I do believe this is a Sharp-Shinned Hawk. As I said earlier tonight when I saw you, I have had one bathing in my pond twice this past week. I volunteer for the Div of Wildlife and transport injured raptors to a rehab facility near Boulder and this looks just like a Sharpie:
http://www.1000birds.com/latest20071201SSH.htm
They look a lot like Cooper's Hawks, but are smaller. I have seen a Merlin at the rehab center, and he looked a little different. FYI: Sharpies are also known as 'Sparrow' Hawks. Wonder why? Poor sparrow...
Beth

i'm sure you're right

thanks, Beth, i'm sure you're right; i hadn't seen an image of a sharp-shinned hawk that made the match as clear as the picture you found

also, i saw this hawk again on the 13th in the small trees along Bayaud, where i photographed it in flight, showing its broad hawk wings rather than pointed falcon wings; it seemed bigger than the first time i saw it, but i'm sure it's the same bird; here's a small gallery of photos from both sightings:

http://gallery.me.com/garbanzito#100081

Sharpie

I wonder if we had the same hawk? I am sure we must have. I have a couple pictures, too, but not nearly as clear as yours.
Also-Cooper's Hawks look very similar and are a bit bigger/taller.
http://www.blog.birdsillinois.com/2006/10/coopers-hawk-accipiter-cooperi...

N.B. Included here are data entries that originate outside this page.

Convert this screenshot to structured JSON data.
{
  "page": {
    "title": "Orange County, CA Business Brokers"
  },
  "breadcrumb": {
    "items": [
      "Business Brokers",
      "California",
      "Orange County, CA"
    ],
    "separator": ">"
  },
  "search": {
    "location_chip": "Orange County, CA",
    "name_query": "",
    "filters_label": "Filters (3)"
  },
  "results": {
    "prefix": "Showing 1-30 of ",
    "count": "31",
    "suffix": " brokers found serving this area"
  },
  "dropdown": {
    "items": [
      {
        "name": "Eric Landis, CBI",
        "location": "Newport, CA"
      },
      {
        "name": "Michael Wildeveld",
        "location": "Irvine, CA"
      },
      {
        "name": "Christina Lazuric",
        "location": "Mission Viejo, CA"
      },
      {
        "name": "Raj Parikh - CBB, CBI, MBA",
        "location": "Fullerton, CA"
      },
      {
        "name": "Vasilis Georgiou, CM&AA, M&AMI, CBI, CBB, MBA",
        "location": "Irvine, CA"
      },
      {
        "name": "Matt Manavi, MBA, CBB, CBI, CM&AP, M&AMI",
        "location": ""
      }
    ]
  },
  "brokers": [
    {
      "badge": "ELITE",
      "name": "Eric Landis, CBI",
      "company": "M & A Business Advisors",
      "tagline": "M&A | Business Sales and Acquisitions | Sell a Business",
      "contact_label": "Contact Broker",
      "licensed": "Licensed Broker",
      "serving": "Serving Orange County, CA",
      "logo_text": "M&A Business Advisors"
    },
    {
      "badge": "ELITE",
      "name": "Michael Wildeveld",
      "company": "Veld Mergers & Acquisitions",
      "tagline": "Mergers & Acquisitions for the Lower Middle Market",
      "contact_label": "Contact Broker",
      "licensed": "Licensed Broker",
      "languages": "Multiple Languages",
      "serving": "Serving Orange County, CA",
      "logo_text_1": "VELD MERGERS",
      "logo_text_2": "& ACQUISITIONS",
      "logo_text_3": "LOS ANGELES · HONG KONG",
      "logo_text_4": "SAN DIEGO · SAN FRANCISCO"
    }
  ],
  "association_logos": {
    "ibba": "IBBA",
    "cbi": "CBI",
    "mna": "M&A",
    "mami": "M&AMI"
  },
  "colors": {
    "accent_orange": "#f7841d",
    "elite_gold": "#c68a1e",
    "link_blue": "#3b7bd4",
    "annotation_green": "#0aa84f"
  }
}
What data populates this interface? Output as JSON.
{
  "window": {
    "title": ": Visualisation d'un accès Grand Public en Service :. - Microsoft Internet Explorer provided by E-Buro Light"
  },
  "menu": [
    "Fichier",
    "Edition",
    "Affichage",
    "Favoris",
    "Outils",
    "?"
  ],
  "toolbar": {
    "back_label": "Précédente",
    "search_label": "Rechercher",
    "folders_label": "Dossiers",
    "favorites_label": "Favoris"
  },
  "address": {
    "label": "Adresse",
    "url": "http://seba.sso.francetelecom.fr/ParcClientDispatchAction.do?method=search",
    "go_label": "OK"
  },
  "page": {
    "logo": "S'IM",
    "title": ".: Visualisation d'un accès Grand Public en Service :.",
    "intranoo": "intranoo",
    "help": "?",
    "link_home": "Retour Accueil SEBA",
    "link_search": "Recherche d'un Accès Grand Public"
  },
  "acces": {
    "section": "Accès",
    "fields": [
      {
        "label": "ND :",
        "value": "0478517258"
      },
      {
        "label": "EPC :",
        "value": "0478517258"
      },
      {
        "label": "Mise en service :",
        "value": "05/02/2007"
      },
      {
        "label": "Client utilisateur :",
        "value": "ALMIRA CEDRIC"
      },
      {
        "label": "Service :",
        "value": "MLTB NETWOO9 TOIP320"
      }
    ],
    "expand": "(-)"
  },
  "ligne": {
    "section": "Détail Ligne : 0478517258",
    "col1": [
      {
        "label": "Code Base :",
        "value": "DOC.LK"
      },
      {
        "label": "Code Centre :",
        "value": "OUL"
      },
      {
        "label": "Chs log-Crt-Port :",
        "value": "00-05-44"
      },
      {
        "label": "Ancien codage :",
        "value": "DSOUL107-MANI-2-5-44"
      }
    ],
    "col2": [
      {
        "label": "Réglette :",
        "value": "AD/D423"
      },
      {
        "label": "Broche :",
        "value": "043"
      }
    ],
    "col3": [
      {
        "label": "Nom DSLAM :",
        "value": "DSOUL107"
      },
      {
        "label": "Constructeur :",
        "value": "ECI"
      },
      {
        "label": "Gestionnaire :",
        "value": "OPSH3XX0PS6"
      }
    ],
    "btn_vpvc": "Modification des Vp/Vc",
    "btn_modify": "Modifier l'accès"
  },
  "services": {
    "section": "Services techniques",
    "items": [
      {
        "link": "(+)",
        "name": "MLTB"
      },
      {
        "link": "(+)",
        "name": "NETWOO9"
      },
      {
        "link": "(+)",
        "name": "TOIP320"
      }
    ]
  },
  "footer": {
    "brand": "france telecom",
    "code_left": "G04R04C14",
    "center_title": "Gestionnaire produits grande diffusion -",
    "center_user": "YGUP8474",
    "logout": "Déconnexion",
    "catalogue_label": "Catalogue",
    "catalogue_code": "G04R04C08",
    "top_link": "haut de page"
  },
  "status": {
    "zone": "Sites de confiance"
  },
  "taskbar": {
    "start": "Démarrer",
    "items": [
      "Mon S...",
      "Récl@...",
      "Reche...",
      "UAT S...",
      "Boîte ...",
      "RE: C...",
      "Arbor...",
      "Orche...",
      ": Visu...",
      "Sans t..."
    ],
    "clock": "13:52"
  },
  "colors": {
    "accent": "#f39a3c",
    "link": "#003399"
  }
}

What I have noticed when transporting them is that Sharpies have a skinnier yellow leg than Cooper's. Cooper's legs are more 'stout'. The name 'Sharp Shinned' is the common name and comes from their very thin, exposed lower legs. Sadly, I had the chance to see a Cooper's up close once. It was electrocuted on the power line above my garage, and was on the ground. The blast had blown one leg off, and the blast exited through it's skull. Such a sad end for a beautiful creature. On a side note, I took the bird to Birds Of Prey in Broomfield. The director there wanted it as evidence in a case she was presenting to Excel Energy to cover lines and protect raptors and other creatures from this horrible fate. Excel never came out and even looked at our power line.